Research Highlights
Cells: Prepare Yourself to Make Cartilage
Institutions:
IRCCS Instituto Orthopedico Rizzoli, Bologna, Italy
Team:
Gabusi, E., Lenzi, E., Manferdini, C., Dolzani, P., Columbaro, M., Saleh, Y., and Lisignoli, G.
Disease Model:
Osteoarthritis
Hydrogel:
VitroGel® RGD
Stem cells embedded in VitroGel Hydrogel 3G RGD matrix can display autophagy, allowing a critical examination of this process in the differentiation into healthy chondrocytes.
When a cell starts to chew itself up in order to preserve or recycle its components, the process is termed autophagy. This has proven to be more than desperate attempt to salvage material during times of stress (e.g., starvation); in recent years autophagy is clearly an important homeostatic mechanism that prevents aberrant cellular futures, including arthritis and even cancer. Some key genetic loci control autophagy. These are the autophagy-related genes (ATG) and one of them, ATG5, when disrupted, can trigger events that lead to age-related osteoarthritis (OA). Clearly then, autophagy is an important phenomenon that we need to understand better.
In this paper, a team of immunologists from Italy sought to unravel the cellular events that allow the proper transition from stem cells into chondrocytes, which are cells that make up cartilage. They focused on the molecular genetic changes that occurred during the maturation of adipose-derived mesenchymal stem cells (ASCs) into healthy chondrocytes. Using techniques from molecular biology, immunohistochemistry, and microscopy, they tracked how autophagy related loci change their expression levels as this transformation occurred.
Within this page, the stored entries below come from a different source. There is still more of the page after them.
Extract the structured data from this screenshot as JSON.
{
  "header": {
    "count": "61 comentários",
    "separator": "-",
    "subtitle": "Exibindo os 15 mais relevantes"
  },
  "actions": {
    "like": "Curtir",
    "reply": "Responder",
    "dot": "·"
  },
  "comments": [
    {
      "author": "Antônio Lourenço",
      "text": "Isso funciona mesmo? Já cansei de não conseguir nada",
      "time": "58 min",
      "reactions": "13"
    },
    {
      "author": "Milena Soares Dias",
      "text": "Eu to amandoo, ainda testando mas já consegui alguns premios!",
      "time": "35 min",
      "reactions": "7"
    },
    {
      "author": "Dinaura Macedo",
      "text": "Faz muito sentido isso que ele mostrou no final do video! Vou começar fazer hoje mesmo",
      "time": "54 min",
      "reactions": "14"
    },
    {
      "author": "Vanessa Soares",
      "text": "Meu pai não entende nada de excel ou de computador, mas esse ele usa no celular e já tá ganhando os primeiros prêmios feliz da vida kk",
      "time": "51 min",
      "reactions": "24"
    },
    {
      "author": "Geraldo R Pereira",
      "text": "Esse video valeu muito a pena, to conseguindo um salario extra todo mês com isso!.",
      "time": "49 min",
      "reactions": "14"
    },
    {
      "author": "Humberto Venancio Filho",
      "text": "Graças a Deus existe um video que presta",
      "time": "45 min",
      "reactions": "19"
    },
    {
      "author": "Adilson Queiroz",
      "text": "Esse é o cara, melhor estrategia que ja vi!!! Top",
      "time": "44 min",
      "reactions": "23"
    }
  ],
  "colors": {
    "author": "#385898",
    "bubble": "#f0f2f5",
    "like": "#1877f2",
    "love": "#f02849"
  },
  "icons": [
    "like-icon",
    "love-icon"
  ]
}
A key aspect of the procedures shown in this paper was the embedding of the ASCs in a 3D hydrogel. The hydrogel provides a microenvironment that seems to favor chondrogenic differentiation, and thus the authors chose to utilize TheWell Bioscience’s VitroGel 3D RGD hydrogel matrix as a medium in which cellular processes could be studied in the laboratory. They had previous success in investigating human ASCs in VitroGel 3D RGD, attributing it to the arginine-glycine-aspartic acid tripeptide motif that this hydrogel motif contains. In this study, the authors embedded 2 x 106 hASCs in 300 μL of a 1:2 dilution of VitroGel 3D RGD, treated them with various growth factors, and tracked the cellular responses over time with the techniques mentioned above. After a few days, for typical ASC cells, they observed differentiation consistent with autophagy, and they detected an upregulation of three gene products characteristic of autotrophy: Beclin 1, LC3, and p62. Later, after about 28 days, in the cells that began to differentiate into chondrocytes, they detected a decrease in the expression of these markers, at the same time they saw typical changes that have been associated with the development of these types of cells.
This study not only shed light on the role of autophagy in maintaining proper cellular development, but it also confirmed the ability of the RGD hydrogel matrix as a means to support autophagic changes. Autophagy appears to be a critical early stage in the proper development of cells into a cartilaginous structure, and this knowledge can lead to therapeutic options for OA and other diseases.